The Infidel is likely to be a crowd-pleaser, whatever the viewer’s religion.

The 2010 Tribeca Film Festival was the channel for The Infidel’s international premiere last Sunday. Inclement weather did not deter at least two A-list celebs, Ben Stiller and Denis Leary, from turning out to join the line of Joe Six-Packs crowding the theater. Director Josh Appignanesi, writer and British comedian David Baddiel, the film’s leading man Omid Djalili and other filmmakers were also in attendance and engaged the crowd before and after the screening.

A comedy of errors, The Infidel revolves around Mahmud Nasir, played with jolly buffoonery by Djalili, a Pakistani-British man who learns he is Jewish by “birth” and not the true upstanding Muslim that his son Rashid (Amit Shah) needs him to be. The man, now formerly known as Solly Shimshillewitz, is sandwiched in a religious crisis as he tries to discover Jewish culture so he can meet his orthodox father while also observing proper Islamic practices to appeal to Rashid’s potential father-in-law, fervent cleric Arshad El Masri (Igal Naor).

Nasir enlists the help of Jewish-American émigré, Lenny Goldstein ( Richard Schiff), to try and learn Judaism. The farcical studies that follow include dancing to Fiddler on the Roof, practicing stereotypical Jewish shrugs, pronouncing “oy”, and attending a bar mitzvah. On the flip side, he attempts to maintain this secret from his wife, Saamiya (Archie Panjabi), his children, and El Masri’s entourage as he goes about his work as a cabbie while enjoying his ’80s music idol, the iconic Gary Page.

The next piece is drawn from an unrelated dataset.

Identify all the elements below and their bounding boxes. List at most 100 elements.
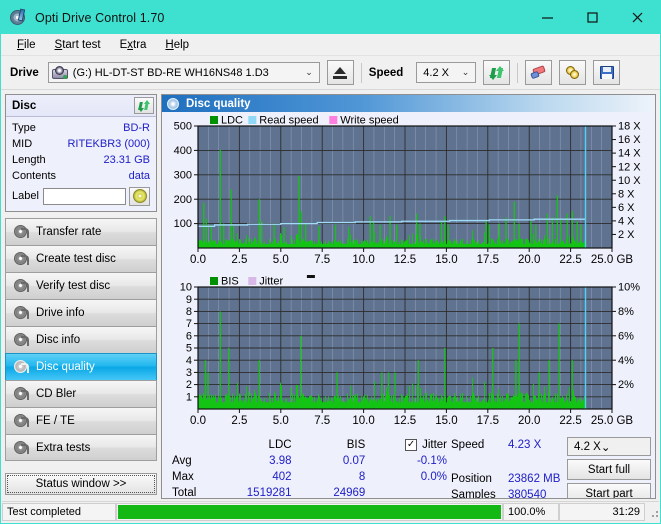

Many times absurd, The Infidel sustains laughter throughout, avoids political correctness, and steers deliberately into a potential minefield of religious controversy. In his introduction, Baddiel jested that the distributor blindly took on the movie: when he proffered “funny, feel good and fatwa-free” as a potential subtitle, the distributor responded, “what’s a fatwa?”

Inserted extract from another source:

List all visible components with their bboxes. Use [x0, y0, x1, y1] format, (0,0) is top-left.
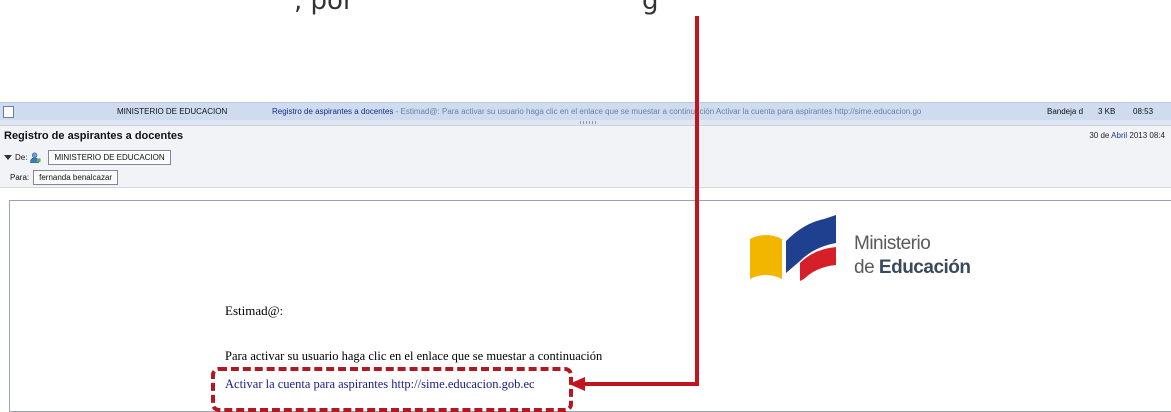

Afterwards, during the Q&A, Baddiel acknowledged he took the inspiration for one distinctive follower of El Masri (bearing a hook for a hand), from British Sunni activist Abu Hamza al Masri, aka “The Hook”. Elaborating, he said the caricature was actually toned down since the real individual has other notable physical characteristics. When asked how the American audience compared to the British one, Baddiel remarked that there were noticeable gasps during one part of Nasir’s dream sequence and that some of the “local color” of British humor got lost but overall he came across pleased with the response.

The Infidel is likely to be a crowd pleaser, whatever the viewer’s religion might be. Though it touches on sensitive topics, its play on stereotypes is doled out in fair and balanced portions provoking laughter scene after scene.